À la fin des années 80, les affaires sont bonnes pour les coupés chez les constructeurs de voitures de prestige : BMW prépare son coupé 850i, Mercedes présente sa refonte de son roadster SL, Porsche modernise sa gamme 928 et même des japonais descendent dans l'arène (Nissan 300 ZX, Acura NSX). La Maserati Shamal, présentée en 1990, a pour ambition de profiter d'une part du gâteau. Pour cela, on récupère la caisse de la Biturbo mais celle-ci est renforcée pour faire face à la puissance supérieure, le châssis de la Biturbo n'arrivant déjà pas à faire passer la sienne. Comme la découpe du passage de roue arrière le laisse entendre, la ligne est signée Marcello Gandini à qui l'on doit déjà la ligne des Lamborghini Countach et Diablo.

Maserati sait construire des V8, puisqu'il en a mis un dans la Mistral dans les années 70. Maserati sait faire des moteurs biturbo puisqu'il y en a un dans... la Biturbo. La marque sait aussi faire des multisoupapes.
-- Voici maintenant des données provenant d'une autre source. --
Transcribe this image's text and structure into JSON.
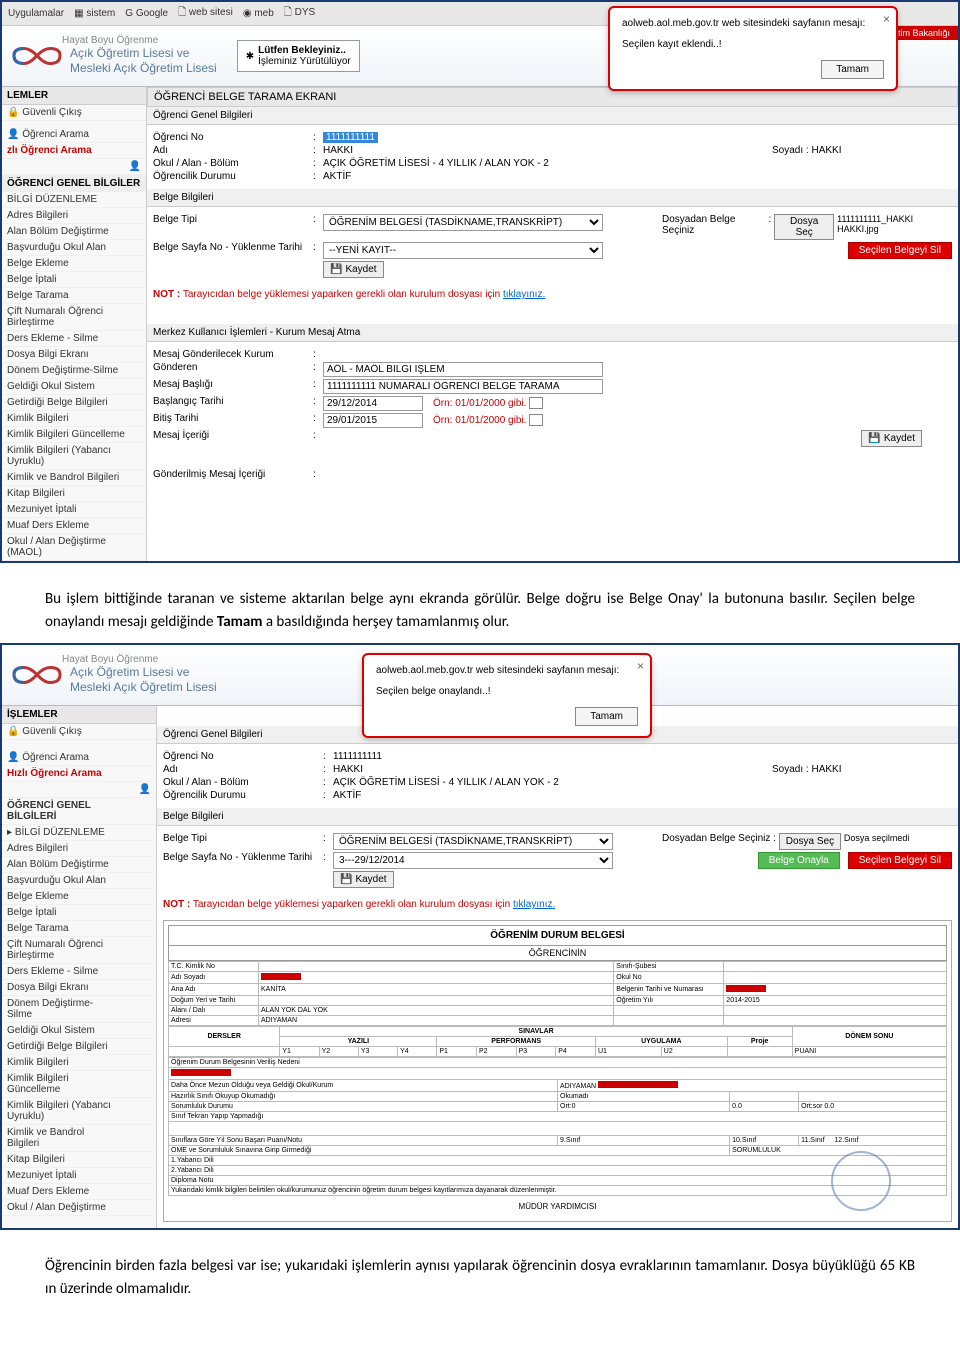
{
  "bookmarks": {
    "uygulamalar": "Uygulamalar",
    "sistem": "sistem",
    "google": "Google",
    "websitesi": "web sitesi",
    "meb": "meb",
    "dys": "DYS"
  },
  "brand": {
    "line1": "Açık Öğretim Lisesi ve",
    "line2": "Mesleki Açık Öğretim Lisesi",
    "sub": "Hayat Boyu Öğrenme"
  },
  "egitimBar": "Eğitim Bakanlığı",
  "loading": {
    "line1": "Lütfen Bekleyiniz..",
    "line2": "İşleminiz Yürütülüyor"
  },
  "alert1": {
    "title": "aolweb.aol.meb.gov.tr web sitesindeki sayfanın mesajı:",
    "msg": "Seçilen kayıt eklendi..!",
    "btn": "Tamam"
  },
  "alert2": {
    "title": "aolweb.aol.meb.gov.tr web sitesindeki sayfanın mesajı:",
    "msg": "Seçilen belge onaylandı..!",
    "btn": "Tamam"
  },
  "sidebar": {
    "lemler": "LEMLER",
    "guvenli": "Güvenli Çıkış",
    "ogrenciArama": "Öğrenci Arama",
    "hizli": "zlı Öğrenci Arama",
    "hizliFull": "Hızlı Öğrenci Arama",
    "genel": "ÖĞRENCİ GENEL BİLGİLER",
    "genelFull": "ÖĞRENCİ GENEL\nBİLGİLERİ",
    "bilgiDuzenleme": "BİLGİ DÜZENLEME",
    "items1": [
      "Adres Bilgileri",
      "Alan Bölüm Değiştirme",
      "Başvurduğu Okul Alan",
      "Belge Ekleme",
      "Belge İptali",
      "Belge Tarama",
      "Çift Numaralı Öğrenci Birleştirme",
      "Ders Ekleme - Silme",
      "Dosya Bilgi Ekranı",
      "Dönem Değiştirme-Silme",
      "Geldiği Okul Sistem",
      "Getirdiği Belge Bilgileri",
      "Kimlik Bilgileri",
      "Kimlik Bilgileri Güncelleme",
      "Kimlik Bilgileri (Yabancı Uyruklu)",
      "Kimlik ve Bandrol Bilgileri",
      "Kitap Bilgileri",
      "Mezuniyet İptali",
      "Muaf Ders Ekleme",
      "Okul / Alan Değiştirme (MAOL)"
    ],
    "items2": [
      "Adres Bilgileri",
      "Alan Bölüm Değiştirme",
      "Başvurduğu Okul Alan",
      "Belge Ekleme",
      "Belge İptali",
      "Belge Tarama",
      "Çift Numaralı Öğrenci\nBirleştirme",
      "Ders Ekleme - Silme",
      "Dosya Bilgi Ekranı",
      "Dönem Değiştirme-\nSilme",
      "Geldiği Okul Sistem",
      "Getirdiği Belge Bilgileri",
      "Kimlik Bilgileri",
      "Kimlik Bilgileri\nGüncelleme",
      "Kimlik Bilgileri (Yabancı\nUyruklu)",
      "Kimlik ve Bandrol\nBilgileri",
      "Kitap Bilgileri",
      "Mezuniyet İptali",
      "Muaf Ders Ekleme",
      "Okul / Alan Değiştirme"
    ]
  },
  "content": {
    "ekranTitle": "ÖĞRENCİ BELGE TARAMA EKRANI",
    "genelBilgi": "Öğrenci Genel Bilgileri",
    "ogrenciNo": "Öğrenci No",
    "ogrenciNoVal": "1111111111",
    "adi": "Adı",
    "adiVal": "HAKKI",
    "soyadi": "Soyadı",
    "soyadiVal": "HAKKI",
    "okulAlan": "Okul / Alan - Bölüm",
    "okulAlanVal": "AÇIK ÖĞRETİM LİSESİ - 4 YILLIK / ALAN YOK - 2",
    "ogrencilikDurumu": "Öğrencilik Durumu",
    "ogrencilikDurumuVal": "AKTİF",
    "belgeBilgileri": "Belge Bilgileri",
    "belgeTipi": "Belge Tipi",
    "belgeTipiVal1": "ÖĞRENİM BELGESİ (TASDİKNAME,TRANSKRİPT)",
    "belgeSayfa": "Belge Sayfa No - Yüklenme Tarihi",
    "yeniKayit": "--YENİ KAYIT--",
    "belgeSayfaVal2": "3---29/12/2014",
    "dosyadan": "Dosyadan Belge Seçiniz",
    "dosyaSec": "Dosya Seç",
    "dosyaAdi": "1111111111_HAKKI HAKKI.jpg",
    "dosyaSecilmedi": "Dosya seçilmedi",
    "kaydet": "Kaydet",
    "secilenSil": "Seçilen Belgeyi Sil",
    "belgeOnayla": "Belge Onayla",
    "not": "NOT :",
    "notText": "Tarayıcıdan belge yüklemesi yaparken gerekli olan kurulum dosyası için ",
    "tiklayiniz": "tıklayınız.",
    "merkezTitle": "Merkez Kullanıcı İşlemleri - Kurum Mesaj Atma",
    "mesajGonderilecek": "Mesaj Gönderilecek Kurum",
    "gonderen": "Gönderen",
    "gonderenVal": "AÖL - MAÖL BİLGİ İŞLEM",
    "mesajBasligi": "Mesaj Başlığı",
    "mesajBasligiVal": "1111111111 NUMARALI ÖĞRENCİ BELGE TARAMA",
    "baslangicTarihi": "Başlangıç Tarihi",
    "baslangicVal": "29/12/2014",
    "bitisTarihi": "Bitiş Tarihi",
    "bitisVal": "29/01/2015",
    "orn": "Örn: 01/01/2000 gibi.",
    "mesajIcerigi": "Mesaj İçeriği",
    "gonderilmis": "Gönderilmiş Mesaj İçeriği",
    "islemler": "İŞLEMLER"
  },
  "paragraph1": "Bu işlem bittiğinde taranan ve sisteme aktarılan belge aynı ekranda görülür. Belge doğru ise Belge Onay' la butonuna basılır. Seçilen belge onaylandı mesajı geldiğinde ",
  "paragraph1bold": "Tamam",
  "paragraph1cont": " a basıldığında herşey tamamlanmış olur.",
  "paragraph2": "Öğrencinin birden fazla belgesi var ise; yukarıdaki işlemlerin aynısı yapılarak öğrencinin dosya evraklarının tamamlanır. Dosya büyüklüğü 65 KB ın üzerinde olmamalıdır.",
  "doc": {
    "title": "ÖĞRENİM DURUM BELGESİ",
    "subtitle": "ÖĞRENCİNİN",
    "tcKimlik": "T.C. Kimlik No",
    "adiSoyadi": "Adı Soyadı",
    "anaAdi": "Ana Adı",
    "anaAdiVal": "KANİTA",
    "dogum": "Doğum Yeri ve Tarihi",
    "alani": "Alanı / Dalı",
    "alaniVal": "ALAN YOK DAL YOK",
    "adresi": "Adresi",
    "adresiVal": "ADIYAMAN",
    "sinifi": "Sınıfı-Şubesi",
    "okulNo": "Okul No",
    "belgeninTarih": "Belgenin Tarihi ve Numarası",
    "ogretimYili": "Öğretim Yılı",
    "ogretimYiliVal": "2014-2015",
    "dersler": "DERSLER",
    "sinavlar": "SINAVLAR",
    "yazili": "YAZILI",
    "performans": "PERFORMANS",
    "uygulama": "UYGULAMA",
    "donemSonu": "DÖNEM SONU",
    "proje": "Proje",
    "mudur": "MÜDÜR YARDIMCISI"
  }
}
La Shamal aura donc un moteur V8 à 90° de 3200cc, avec deux turbocompresseurs et 32 soupapes, pour 325 ch et 327 pi-lb de couple à seulement 2800 tr/min. Elle va également être une des premières voitures de l'histoire à avoir une boîte 6 rapports, avec la BMW 850i et la Chevrolet Corvette ZR-1. Malgré tout cela, la Shamal ne s'est vendu que de façon confidentielle, la clientèle lui a préféré la BMW 850i, la Mercedes 500 SL et la Porsche 928 GT, trois concurrentes aussi chères mais dont la réputation de fiabilité n'était plus à faire, contrairement à la marque au trident. 

Aujourd’hui, si l’achat d’une Shamal n’est pas exorbitant, moins de 40 000$ pour un exemplaire parfait, c’est l’entretien qui fait peur. Les pièces de remplacement sont rares, Maserati n’est pas Mercedes, et trouver un mécanicien qui saura faire rugir le fabuleux V8 biturbo demandera de la patience. Pourtant, la voiture était fabriquée à la main, l’intérieur est recouvert de cuir à la grandeur, l’équipement est abondant et c’est une italienne, avec tout le caractère que cela suppose.